November 13 - Xavier Suarez is sworn in as Miami, Florida's first Cuban-born mayor.
November 15 - A research assistant is injured when a package from the Unabomber addressed to a University of Michigan professor explodes.
November 15 - The Anglo-Irish Agreement is signed at Hillsborough Castle by British Prime Minister Margaret Thatcher and Irish Taoiseach Garret FitzGerald.
November 18 - The comic strip Calvin and Hobbes, created by Bill Waterson, first appears in 30 newspapers across the U.S.
November 18 - Washington Redskins quarterback Joe Theismann's playing career comes to an end when a sack by the Giants' Lawrence Taylor snaps Theismann's legs, this was seen by a national audience on Monday Night Football.
November 19 - Cold War: In Geneva, U.S. President Ronald Reagan and Soviet Union leader Mikhail Gorbachev meet for the first time.
November 19 - Pennzoil wins a $10.53 billion USD verdict against Texaco, in the largest civil verdict in the history of the United States, stemming from Texaco executing a contract to buy Getty Oil after Pennzoil had entered into an unsigned, yet still binding, buyout contract with Getty.

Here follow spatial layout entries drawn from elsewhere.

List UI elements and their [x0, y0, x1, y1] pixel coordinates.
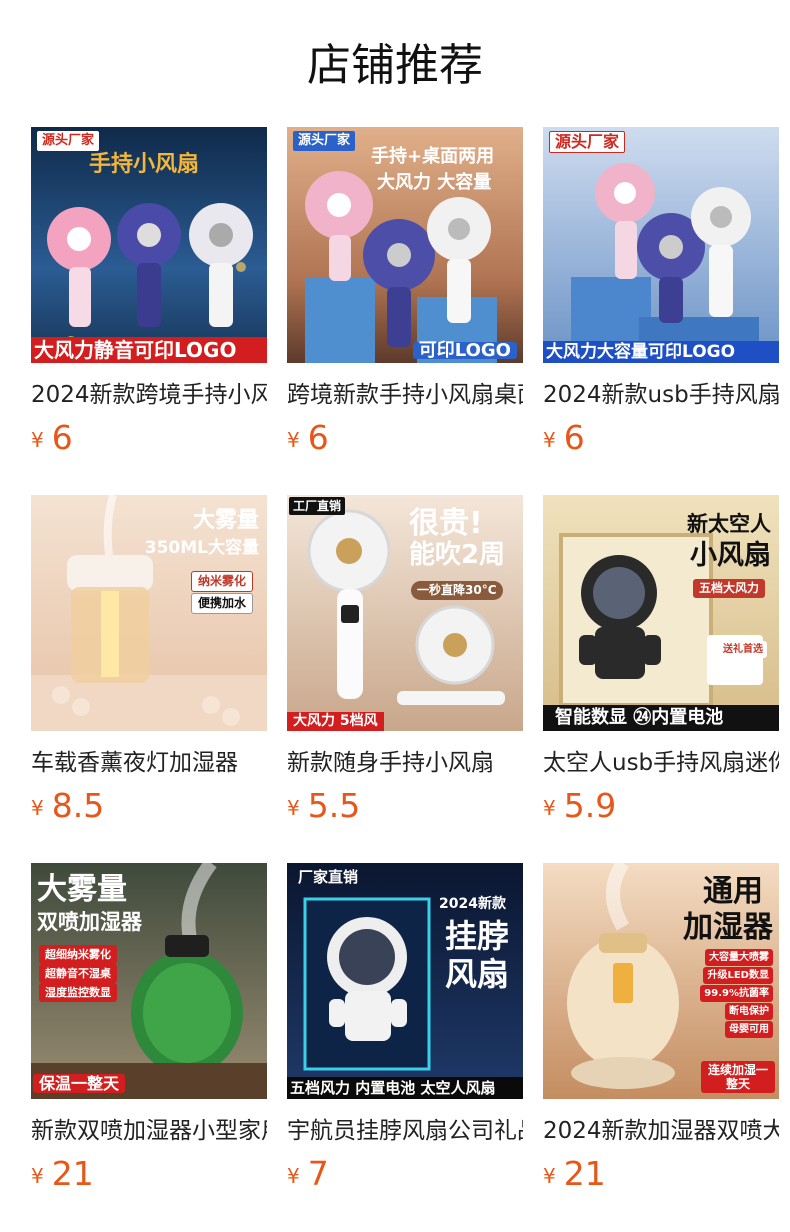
product-price: ¥6	[543, 420, 779, 462]
feature-pill: 超细纳米雾化	[39, 945, 117, 964]
feature-pill: 纳米雾化	[190, 571, 253, 592]
product-image[interactable]: 工厂直销 很贵! 能吹2周 一秒直降30°C 大风力 5档风	[287, 495, 523, 731]
currency-symbol: ¥	[287, 428, 300, 452]
product-image[interactable]: 厂家直销 2024新款 挂脖 风扇 五档风力 内置电池 太空人风扇	[287, 863, 523, 1099]
currency-symbol: ¥	[287, 1164, 300, 1188]
product-price: ¥7	[287, 1156, 523, 1198]
product-image[interactable]: 新太空人 小风扇 五档大风力 送礼首选 智能数显 ㉔内置电池	[543, 495, 779, 731]
product-name[interactable]: 宇航员挂脖风扇公司礼品	[287, 1116, 523, 1146]
product-card[interactable]: 工厂直销 很贵! 能吹2周 一秒直降30°C 大风力 5档风 新款随身手持小风扇…	[287, 495, 523, 830]
image-banner: 大风力大容量可印LOGO	[543, 341, 779, 363]
product-image[interactable]: 源头厂家 大风力大容量可印LOGO	[543, 127, 779, 363]
image-banner: 智能数显 ㉔内置电池	[543, 705, 779, 731]
product-card[interactable]: 大雾量 双喷加湿器 超细纳米雾化 超静音不湿桌 湿度监控数显 保温一整天 新款双…	[31, 863, 267, 1198]
product-price: ¥6	[287, 420, 523, 462]
price-value: 21	[51, 1154, 94, 1193]
feature-pill: 湿度监控数显	[39, 983, 117, 1002]
price-value: 7	[307, 1154, 329, 1193]
feature-pill: 便携加水	[190, 593, 253, 614]
source-factory-tag: 源头厂家	[549, 131, 626, 153]
product-card[interactable]: 新太空人 小风扇 五档大风力 送礼首选 智能数显 ㉔内置电池 太空人usb手持风…	[543, 495, 779, 830]
feature-pill: 99.9%抗菌率	[700, 985, 773, 1002]
image-headline: 通用	[703, 874, 763, 909]
image-headline: 很贵!	[409, 506, 483, 541]
source-factory-tag: 源头厂家	[293, 131, 356, 151]
image-banner: 可印LOGO	[412, 342, 517, 360]
image-subheadline: 双喷加湿器	[37, 910, 142, 934]
price-value: 6	[51, 418, 73, 457]
image-banner: 保温一整天	[33, 1074, 126, 1093]
product-name[interactable]: 新款随身手持小风扇	[287, 748, 523, 778]
image-headline: 2024新款	[439, 896, 506, 912]
price-value: 6	[563, 418, 585, 457]
product-name[interactable]: 新款双喷加湿器小型家用	[31, 1116, 267, 1146]
product-card[interactable]: 源头厂家 手持+桌面两用 大风力 大容量 可印LOGO 跨境新款手持小风扇桌面 …	[287, 127, 523, 462]
product-name[interactable]: 2024新款加湿器双喷大雾量	[543, 1116, 779, 1146]
image-subheadline: 风扇	[445, 955, 510, 993]
product-price: ¥5.9	[543, 788, 779, 830]
product-card[interactable]: 源头厂家 手持小风扇 大风力静音可印LOGO 2024新款跨境手持小风扇 ¥6	[31, 127, 267, 462]
currency-symbol: ¥	[31, 796, 44, 820]
feature-pill: 一秒直降30°C	[411, 581, 503, 600]
image-subheadline: 加湿器	[683, 910, 773, 945]
product-image[interactable]: 源头厂家 手持+桌面两用 大风力 大容量 可印LOGO	[287, 127, 523, 363]
factory-direct-tag: 工厂直销	[289, 497, 346, 515]
feature-pill: 升级LED数显	[703, 967, 773, 984]
image-subheadline: 小风扇	[690, 540, 771, 571]
feature-pill: 五档大风力	[692, 579, 765, 598]
product-card[interactable]: 源头厂家 大风力大容量可印LOGO 2024新款usb手持风扇 ¥6	[543, 127, 779, 462]
currency-symbol: ¥	[543, 428, 556, 452]
feature-pill: 母婴可用	[725, 1021, 773, 1038]
image-headline: 手持+桌面两用	[371, 146, 495, 167]
feature-pill: 断电保护	[725, 1003, 773, 1020]
product-price: ¥6	[31, 420, 267, 462]
product-card[interactable]: 大雾量 350ML大容量 纳米雾化 便携加水 车载香薰夜灯加湿器 ¥8.5	[31, 495, 267, 830]
currency-symbol: ¥	[543, 1164, 556, 1188]
gift-pill: 送礼首选	[719, 641, 767, 658]
product-card[interactable]: 厂家直销 2024新款 挂脖 风扇 五档风力 内置电池 太空人风扇 宇航员挂脖风…	[287, 863, 523, 1198]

November 21 - United States Navy intelligence analyst Jonathan Pollard is arrested for spying (he was caught giving Israel classified information on Arab nations and was eventually sentenced to life in prison).
November 23 - Gunmen hijack EgyptAir Flight 648 while en route from Athens to Cairo. When the plane lands in Malta, Egyptian commandos storm the hijacked jetliner, but 60 people die in the raid.
December 12 - Arrow Air Flight 1285 crashes after takeoff in Gander, Newfoundland killing 256, including 248 members of the United States Army's 101st Airborne Division.
December 16 - Mafia: In New York City, Paul Castellano and Thomas Bilotti are shot dead on the orders of John Gotti, who assumes leadership of the Gambino family.
December 27 - Palestinian guerrillas kill eighteen people inside Rome and Vienna airports.